As for TPG's website, Khoury said he has had ongoing problems accessing it. "When I signed up with TPG I could not log-in, so I called them to ask them for my details. I was able to log in. The next time I tried to log in I couldn't, so I had to call them again to reset it. The next time I logged in I could not get in," he said.
"I knew my number and customer number and had them at hand to check and used the same password I always used. So why was I locked out yet again? Why can you not reset a password via the TPG site as with other mobile providers?"
Since then, Khoury has lodged a complaint with the Telecommunications Industry Ombudsman (TIO). TPG has of yesterday also failed to resolve the complaint within the 10 days the TIO offers under its process.
Levy insisted Khoury's case was unusual, that 99.9 per cent of its customers did not exceed their cap. "Let's say we go under the $19.99 product; we give them $300 worth of value. Although they might be paying a higher rate (5c/10KB) for data, they're not actually paying that rate because we're giving them $300 worth and it's included in the cap. I do understand that if they go outside their cap then they will have to pay that. But most customers position themselves where they are comfortable," he added.

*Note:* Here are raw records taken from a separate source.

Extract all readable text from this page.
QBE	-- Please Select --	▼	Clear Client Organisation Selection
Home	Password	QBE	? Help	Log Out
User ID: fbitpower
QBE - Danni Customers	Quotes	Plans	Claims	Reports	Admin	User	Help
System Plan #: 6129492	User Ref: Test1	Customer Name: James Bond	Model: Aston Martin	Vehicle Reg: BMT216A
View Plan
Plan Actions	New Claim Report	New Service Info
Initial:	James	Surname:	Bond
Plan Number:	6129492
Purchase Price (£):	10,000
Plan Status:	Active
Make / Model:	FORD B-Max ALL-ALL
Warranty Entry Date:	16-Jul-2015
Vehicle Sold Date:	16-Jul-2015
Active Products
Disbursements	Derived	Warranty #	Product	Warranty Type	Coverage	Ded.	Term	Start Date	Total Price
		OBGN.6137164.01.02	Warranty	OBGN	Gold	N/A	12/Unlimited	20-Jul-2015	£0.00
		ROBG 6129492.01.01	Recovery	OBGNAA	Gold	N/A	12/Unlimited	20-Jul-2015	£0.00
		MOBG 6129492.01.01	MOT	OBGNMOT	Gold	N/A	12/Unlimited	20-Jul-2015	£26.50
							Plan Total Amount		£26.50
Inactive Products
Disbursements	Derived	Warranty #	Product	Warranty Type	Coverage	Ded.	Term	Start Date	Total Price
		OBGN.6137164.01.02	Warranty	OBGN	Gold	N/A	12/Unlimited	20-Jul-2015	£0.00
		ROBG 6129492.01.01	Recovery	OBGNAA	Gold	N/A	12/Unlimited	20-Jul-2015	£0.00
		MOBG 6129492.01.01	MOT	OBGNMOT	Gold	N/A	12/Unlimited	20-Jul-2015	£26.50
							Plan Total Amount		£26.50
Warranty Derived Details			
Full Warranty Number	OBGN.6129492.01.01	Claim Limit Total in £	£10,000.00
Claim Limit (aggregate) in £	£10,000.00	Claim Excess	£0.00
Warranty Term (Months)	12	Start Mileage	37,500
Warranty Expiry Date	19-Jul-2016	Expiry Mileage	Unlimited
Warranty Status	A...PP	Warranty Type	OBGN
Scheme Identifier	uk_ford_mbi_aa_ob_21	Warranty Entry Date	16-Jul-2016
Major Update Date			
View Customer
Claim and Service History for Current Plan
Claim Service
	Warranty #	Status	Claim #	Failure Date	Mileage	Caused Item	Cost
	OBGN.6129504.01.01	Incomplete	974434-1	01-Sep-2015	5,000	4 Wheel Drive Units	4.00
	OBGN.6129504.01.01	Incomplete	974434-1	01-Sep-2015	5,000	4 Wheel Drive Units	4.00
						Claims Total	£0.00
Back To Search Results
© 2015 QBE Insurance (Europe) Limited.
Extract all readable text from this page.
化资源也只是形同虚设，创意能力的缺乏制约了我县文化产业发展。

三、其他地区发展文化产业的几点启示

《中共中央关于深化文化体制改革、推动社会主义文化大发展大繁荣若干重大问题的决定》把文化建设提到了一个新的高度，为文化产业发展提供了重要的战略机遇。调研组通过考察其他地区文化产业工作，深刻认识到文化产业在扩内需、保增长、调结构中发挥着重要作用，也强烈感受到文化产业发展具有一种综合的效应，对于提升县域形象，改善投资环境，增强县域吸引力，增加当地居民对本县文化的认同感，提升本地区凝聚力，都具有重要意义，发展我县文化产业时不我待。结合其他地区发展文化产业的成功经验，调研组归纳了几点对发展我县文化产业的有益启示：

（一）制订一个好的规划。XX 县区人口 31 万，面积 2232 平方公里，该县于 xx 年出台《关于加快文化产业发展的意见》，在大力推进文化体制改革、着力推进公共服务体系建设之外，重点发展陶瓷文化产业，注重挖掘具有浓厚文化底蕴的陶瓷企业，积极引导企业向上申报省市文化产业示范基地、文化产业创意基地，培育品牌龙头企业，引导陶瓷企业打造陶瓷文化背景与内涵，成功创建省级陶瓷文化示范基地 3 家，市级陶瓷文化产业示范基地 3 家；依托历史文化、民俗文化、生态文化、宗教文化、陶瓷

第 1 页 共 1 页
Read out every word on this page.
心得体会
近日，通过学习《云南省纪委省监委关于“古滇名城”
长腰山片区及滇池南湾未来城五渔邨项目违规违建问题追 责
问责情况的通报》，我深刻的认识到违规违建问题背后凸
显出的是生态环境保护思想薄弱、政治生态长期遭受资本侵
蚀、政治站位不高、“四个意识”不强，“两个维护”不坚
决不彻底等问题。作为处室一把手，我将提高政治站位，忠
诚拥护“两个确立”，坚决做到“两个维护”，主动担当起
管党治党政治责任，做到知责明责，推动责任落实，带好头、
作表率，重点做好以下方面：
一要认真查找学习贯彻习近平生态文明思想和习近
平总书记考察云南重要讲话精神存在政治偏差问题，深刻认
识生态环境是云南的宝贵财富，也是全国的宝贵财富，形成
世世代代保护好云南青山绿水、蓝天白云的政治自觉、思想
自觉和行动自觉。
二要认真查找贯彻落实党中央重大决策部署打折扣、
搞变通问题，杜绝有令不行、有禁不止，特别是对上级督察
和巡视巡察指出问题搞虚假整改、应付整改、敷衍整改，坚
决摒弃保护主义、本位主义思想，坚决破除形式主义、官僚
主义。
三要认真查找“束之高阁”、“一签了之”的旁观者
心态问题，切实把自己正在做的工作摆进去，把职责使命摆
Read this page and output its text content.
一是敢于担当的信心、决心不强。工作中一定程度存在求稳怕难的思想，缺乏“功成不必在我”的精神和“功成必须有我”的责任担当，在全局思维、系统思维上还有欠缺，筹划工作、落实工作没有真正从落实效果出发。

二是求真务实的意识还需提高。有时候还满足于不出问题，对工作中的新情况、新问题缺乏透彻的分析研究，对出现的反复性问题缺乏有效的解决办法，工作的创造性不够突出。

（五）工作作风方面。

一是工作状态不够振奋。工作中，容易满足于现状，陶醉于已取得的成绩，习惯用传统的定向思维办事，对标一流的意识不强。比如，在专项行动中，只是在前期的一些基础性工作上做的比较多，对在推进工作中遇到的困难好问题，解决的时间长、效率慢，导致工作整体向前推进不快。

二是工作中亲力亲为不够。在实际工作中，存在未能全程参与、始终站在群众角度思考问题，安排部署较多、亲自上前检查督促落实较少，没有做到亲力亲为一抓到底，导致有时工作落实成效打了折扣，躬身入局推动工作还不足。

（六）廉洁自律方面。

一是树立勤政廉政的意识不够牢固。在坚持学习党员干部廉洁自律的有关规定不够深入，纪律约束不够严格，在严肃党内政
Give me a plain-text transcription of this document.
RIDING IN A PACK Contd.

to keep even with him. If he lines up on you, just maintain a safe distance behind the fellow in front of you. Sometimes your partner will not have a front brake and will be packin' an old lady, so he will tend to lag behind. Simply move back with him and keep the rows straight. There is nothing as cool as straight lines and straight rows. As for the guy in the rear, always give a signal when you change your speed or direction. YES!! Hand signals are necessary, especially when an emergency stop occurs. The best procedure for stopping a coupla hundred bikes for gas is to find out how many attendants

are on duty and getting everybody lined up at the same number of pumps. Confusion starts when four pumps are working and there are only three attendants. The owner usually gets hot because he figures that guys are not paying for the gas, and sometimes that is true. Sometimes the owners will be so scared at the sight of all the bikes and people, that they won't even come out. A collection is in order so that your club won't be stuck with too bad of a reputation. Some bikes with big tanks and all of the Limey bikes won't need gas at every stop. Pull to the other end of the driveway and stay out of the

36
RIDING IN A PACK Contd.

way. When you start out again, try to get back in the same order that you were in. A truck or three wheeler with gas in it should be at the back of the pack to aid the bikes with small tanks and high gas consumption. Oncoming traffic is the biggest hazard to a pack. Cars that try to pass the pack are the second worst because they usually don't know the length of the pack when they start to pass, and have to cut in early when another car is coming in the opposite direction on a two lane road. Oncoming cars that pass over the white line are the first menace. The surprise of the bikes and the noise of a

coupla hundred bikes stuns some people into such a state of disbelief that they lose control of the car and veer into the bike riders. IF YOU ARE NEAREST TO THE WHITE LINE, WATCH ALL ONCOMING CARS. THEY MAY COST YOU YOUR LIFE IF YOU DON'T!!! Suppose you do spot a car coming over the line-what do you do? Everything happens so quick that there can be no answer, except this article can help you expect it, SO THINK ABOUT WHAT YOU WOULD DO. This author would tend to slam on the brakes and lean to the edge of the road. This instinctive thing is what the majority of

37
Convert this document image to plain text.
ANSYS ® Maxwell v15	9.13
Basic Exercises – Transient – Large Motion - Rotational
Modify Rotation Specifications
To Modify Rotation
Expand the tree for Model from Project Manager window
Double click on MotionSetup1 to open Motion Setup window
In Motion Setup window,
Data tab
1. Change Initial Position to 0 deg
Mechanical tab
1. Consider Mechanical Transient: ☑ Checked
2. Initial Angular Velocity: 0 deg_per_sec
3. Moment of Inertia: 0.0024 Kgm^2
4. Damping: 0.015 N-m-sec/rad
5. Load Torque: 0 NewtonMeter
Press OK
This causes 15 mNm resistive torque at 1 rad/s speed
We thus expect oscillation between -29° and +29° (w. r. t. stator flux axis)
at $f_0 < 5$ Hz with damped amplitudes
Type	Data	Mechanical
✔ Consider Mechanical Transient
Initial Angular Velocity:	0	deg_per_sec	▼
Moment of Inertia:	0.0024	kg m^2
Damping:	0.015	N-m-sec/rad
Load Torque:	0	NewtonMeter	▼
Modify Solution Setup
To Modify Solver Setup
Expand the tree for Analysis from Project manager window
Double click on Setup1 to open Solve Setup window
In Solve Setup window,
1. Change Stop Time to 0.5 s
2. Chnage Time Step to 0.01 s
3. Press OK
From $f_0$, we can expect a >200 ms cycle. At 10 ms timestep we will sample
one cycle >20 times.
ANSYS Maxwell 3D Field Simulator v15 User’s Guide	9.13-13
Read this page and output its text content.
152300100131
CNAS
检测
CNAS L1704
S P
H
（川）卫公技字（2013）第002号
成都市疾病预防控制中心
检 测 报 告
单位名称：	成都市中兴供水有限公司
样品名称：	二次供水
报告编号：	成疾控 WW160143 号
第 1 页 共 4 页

Customers on its $19.99 deal can consume 60MB of data — less than half of Telstra's $10 mobile phone internet package — and after this they face its standard $5 per MB charge.
When asked if TPG would change how it presented its prices for its Super Cap plans to bring it in line with its competitors such as Telstra, Vodafone, Optus and even its own Pay as You Go product, where excess is charged at 2.75 cents per MB? "We don't have that many problems with it. Can it be refined? There's always room for improvement," said Levy.